I think I am misunderstanding how groups work in regular expressions and C#. But, I am still wondering if what I want is possible.

Let's take the following string

:::name(uploadFileName)

Which is matched by the expression

\A:::[a-zA-Z0-9_-]+\([a-zA-Z0-9_-]+\)

What I want to be able to do is easily extract out something like property = name and then value = uploadFileName.

I thought that this would happen with groups, where match.Groups[0].Value would be name and match.Groups[1].Value would be uploadFileName. Based on the definition of groups, I thought that would be true:

Grouping constructs delineate the subexpressions of a regular expression and capture the substrings of an input string.

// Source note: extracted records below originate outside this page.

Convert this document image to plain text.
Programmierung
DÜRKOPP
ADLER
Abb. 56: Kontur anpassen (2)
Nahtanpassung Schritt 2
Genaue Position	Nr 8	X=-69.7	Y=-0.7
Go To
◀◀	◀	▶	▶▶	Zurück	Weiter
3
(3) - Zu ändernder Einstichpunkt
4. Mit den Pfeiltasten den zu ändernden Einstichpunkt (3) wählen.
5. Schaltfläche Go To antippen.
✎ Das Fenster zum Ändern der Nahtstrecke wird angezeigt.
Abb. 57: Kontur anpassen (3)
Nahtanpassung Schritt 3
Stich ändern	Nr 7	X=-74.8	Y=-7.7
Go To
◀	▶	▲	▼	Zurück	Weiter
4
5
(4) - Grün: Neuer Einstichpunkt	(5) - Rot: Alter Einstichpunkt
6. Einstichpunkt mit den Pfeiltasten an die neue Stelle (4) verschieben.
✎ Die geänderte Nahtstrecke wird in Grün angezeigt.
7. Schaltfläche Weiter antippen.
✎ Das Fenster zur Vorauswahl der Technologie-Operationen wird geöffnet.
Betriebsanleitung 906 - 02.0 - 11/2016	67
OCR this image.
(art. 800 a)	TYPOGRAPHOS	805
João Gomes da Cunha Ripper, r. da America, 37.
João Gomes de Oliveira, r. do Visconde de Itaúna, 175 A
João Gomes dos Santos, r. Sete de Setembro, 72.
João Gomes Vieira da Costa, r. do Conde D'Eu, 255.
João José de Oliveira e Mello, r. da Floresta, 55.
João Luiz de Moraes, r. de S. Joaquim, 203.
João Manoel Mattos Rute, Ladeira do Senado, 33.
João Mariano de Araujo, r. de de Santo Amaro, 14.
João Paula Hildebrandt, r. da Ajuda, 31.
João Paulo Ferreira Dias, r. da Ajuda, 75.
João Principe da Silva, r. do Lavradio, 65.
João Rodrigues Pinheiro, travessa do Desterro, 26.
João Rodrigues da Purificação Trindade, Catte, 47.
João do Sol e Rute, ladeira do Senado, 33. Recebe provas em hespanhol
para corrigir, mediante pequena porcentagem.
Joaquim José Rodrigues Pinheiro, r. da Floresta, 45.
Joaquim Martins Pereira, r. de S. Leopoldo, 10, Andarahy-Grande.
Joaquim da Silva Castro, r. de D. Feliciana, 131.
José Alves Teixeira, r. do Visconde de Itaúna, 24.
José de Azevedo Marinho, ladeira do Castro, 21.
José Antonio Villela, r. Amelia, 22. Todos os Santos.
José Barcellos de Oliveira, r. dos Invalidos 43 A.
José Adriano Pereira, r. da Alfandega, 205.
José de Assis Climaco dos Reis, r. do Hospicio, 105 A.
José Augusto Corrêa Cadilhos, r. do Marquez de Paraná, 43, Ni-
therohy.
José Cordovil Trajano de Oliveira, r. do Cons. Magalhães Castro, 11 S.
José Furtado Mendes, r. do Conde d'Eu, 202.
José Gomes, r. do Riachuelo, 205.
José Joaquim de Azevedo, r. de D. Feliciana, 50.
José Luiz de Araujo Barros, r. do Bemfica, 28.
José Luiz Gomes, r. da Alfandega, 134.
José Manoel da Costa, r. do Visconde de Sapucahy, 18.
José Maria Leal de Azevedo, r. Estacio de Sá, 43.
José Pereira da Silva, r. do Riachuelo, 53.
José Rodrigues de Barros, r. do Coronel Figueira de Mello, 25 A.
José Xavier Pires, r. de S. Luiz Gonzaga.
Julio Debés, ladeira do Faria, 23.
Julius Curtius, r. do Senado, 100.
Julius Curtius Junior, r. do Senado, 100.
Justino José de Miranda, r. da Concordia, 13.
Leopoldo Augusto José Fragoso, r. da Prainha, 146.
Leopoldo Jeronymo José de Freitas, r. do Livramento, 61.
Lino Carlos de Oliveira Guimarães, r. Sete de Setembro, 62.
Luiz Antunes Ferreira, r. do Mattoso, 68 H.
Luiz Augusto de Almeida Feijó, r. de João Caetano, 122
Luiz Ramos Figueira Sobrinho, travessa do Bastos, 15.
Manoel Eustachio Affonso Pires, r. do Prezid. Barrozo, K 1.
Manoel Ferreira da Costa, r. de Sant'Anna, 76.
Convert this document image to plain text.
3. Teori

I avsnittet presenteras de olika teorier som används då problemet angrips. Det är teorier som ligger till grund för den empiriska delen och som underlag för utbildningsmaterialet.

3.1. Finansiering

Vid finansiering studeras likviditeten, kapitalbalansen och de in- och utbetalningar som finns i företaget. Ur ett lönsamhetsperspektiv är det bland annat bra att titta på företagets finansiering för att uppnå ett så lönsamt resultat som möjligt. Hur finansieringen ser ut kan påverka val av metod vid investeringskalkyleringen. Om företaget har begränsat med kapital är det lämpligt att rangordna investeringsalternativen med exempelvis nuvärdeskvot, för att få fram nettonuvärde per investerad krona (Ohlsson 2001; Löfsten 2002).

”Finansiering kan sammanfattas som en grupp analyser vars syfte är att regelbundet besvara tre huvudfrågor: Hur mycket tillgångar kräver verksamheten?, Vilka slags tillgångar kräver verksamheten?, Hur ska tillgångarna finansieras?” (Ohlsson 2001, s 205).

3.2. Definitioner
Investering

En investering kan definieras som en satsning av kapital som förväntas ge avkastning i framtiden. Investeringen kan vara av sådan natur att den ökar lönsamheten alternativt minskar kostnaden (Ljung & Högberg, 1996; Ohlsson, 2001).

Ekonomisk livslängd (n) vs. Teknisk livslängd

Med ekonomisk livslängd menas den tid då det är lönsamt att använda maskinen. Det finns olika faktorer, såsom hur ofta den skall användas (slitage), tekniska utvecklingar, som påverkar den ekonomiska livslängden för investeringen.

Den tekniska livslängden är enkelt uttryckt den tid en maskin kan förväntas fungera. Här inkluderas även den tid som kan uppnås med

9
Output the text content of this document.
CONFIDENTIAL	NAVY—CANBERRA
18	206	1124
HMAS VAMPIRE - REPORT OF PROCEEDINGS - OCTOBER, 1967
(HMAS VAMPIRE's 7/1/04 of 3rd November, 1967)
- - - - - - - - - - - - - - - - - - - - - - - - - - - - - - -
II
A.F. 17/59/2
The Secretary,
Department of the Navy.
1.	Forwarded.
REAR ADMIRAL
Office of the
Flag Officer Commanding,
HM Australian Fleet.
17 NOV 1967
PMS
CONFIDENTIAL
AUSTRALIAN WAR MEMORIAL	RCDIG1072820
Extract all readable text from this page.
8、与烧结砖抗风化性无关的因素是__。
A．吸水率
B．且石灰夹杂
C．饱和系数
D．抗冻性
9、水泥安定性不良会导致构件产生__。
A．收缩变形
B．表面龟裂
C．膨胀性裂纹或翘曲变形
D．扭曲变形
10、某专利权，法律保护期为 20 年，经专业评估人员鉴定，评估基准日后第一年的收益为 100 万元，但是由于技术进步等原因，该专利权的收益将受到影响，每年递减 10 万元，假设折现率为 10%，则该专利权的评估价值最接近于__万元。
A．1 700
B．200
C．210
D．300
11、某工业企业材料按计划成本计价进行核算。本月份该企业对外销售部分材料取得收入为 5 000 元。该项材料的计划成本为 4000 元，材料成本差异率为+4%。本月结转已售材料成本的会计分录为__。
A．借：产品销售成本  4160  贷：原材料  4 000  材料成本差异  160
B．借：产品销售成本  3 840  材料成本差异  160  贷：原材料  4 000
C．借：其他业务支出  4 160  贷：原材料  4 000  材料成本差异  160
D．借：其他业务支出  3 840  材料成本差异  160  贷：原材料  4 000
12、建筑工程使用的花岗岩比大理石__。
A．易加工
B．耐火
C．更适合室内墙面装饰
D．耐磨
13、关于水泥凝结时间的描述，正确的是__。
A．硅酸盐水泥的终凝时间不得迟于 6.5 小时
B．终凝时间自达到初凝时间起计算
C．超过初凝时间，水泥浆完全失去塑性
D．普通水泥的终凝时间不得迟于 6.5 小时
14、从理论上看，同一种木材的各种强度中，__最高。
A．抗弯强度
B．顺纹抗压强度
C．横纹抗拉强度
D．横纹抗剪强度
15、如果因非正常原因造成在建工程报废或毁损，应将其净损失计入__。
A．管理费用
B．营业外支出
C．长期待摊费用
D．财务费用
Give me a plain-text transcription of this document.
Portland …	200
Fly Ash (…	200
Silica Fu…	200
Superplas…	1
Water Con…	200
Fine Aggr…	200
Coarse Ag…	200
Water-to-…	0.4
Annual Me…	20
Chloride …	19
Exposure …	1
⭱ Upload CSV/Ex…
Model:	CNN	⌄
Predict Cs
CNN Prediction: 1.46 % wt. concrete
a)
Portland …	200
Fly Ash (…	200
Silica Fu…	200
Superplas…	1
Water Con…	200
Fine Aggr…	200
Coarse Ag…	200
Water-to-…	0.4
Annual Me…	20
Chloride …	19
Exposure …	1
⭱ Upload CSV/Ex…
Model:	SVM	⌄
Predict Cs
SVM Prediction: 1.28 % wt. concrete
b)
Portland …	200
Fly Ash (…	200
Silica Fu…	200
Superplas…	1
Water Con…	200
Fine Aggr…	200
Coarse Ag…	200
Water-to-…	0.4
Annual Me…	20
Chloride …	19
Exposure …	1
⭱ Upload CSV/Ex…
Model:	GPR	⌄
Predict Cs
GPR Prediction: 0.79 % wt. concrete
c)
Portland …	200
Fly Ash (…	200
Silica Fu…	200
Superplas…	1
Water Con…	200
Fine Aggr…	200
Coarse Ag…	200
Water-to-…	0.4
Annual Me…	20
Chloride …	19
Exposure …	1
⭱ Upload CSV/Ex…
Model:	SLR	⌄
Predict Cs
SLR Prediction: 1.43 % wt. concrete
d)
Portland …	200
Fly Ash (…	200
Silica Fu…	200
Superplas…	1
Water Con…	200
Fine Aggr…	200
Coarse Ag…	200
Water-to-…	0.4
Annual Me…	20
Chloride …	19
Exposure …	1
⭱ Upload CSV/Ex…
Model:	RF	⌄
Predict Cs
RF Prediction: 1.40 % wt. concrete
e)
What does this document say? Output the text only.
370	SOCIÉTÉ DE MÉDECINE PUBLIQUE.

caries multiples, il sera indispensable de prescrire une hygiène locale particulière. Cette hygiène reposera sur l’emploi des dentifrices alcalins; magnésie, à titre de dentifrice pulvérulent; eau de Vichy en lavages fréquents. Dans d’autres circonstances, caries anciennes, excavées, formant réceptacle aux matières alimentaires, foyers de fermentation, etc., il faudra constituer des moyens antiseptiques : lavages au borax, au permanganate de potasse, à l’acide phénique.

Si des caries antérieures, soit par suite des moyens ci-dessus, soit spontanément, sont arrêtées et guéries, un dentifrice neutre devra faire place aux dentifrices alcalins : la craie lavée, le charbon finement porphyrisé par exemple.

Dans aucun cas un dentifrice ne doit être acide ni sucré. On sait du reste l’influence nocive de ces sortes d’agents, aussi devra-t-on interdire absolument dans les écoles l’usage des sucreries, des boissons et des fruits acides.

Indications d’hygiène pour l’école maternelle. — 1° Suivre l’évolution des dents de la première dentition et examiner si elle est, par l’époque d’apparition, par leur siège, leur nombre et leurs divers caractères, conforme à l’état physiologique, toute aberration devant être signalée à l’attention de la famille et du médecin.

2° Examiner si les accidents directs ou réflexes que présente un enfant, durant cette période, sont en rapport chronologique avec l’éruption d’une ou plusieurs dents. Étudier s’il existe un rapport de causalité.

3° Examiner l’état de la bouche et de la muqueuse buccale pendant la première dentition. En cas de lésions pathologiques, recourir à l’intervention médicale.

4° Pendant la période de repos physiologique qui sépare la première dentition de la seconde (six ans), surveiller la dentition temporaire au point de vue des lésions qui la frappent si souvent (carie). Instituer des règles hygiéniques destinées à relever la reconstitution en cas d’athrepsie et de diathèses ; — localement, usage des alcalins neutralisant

However, match.Groups[0].Value is simply the whole string :::name(uploadFileName)

Answer 1

0th group is the entire match. Other matches start with 1. However, your regex does not capture anything, as there are no unescaped parentheses. Here is what you could use in case you do not have enclosed parenthetical groups. I'd suggest using named captures here for simplicity:

\A:::(?<name>[a-zA-Z0-9_-]+)\((?<property>[a-zA-Z0-9_-]+)\)

Then, you'll have your results in match.Groups["name"].Value (=name) and match.Groups["property"].Value (= uploadFileName).

Answer 2

The zeroth item is the entire string matched by the regex. The indices after that are the contents of each captured group. So for what you want, you need two capture groups:

\A:::([a-zA-Z0-9_-]+)\(([a-zA-Z0-9_-]+)\)

Then match.Groups[1].Value will be name and match.Groups[2].Value will be uploadFileName. Note the double parentheses for the second part - the \( and \) are matching literal parentheses characters, whereas the non-escaped ones are delineating the actual capture group for the regex.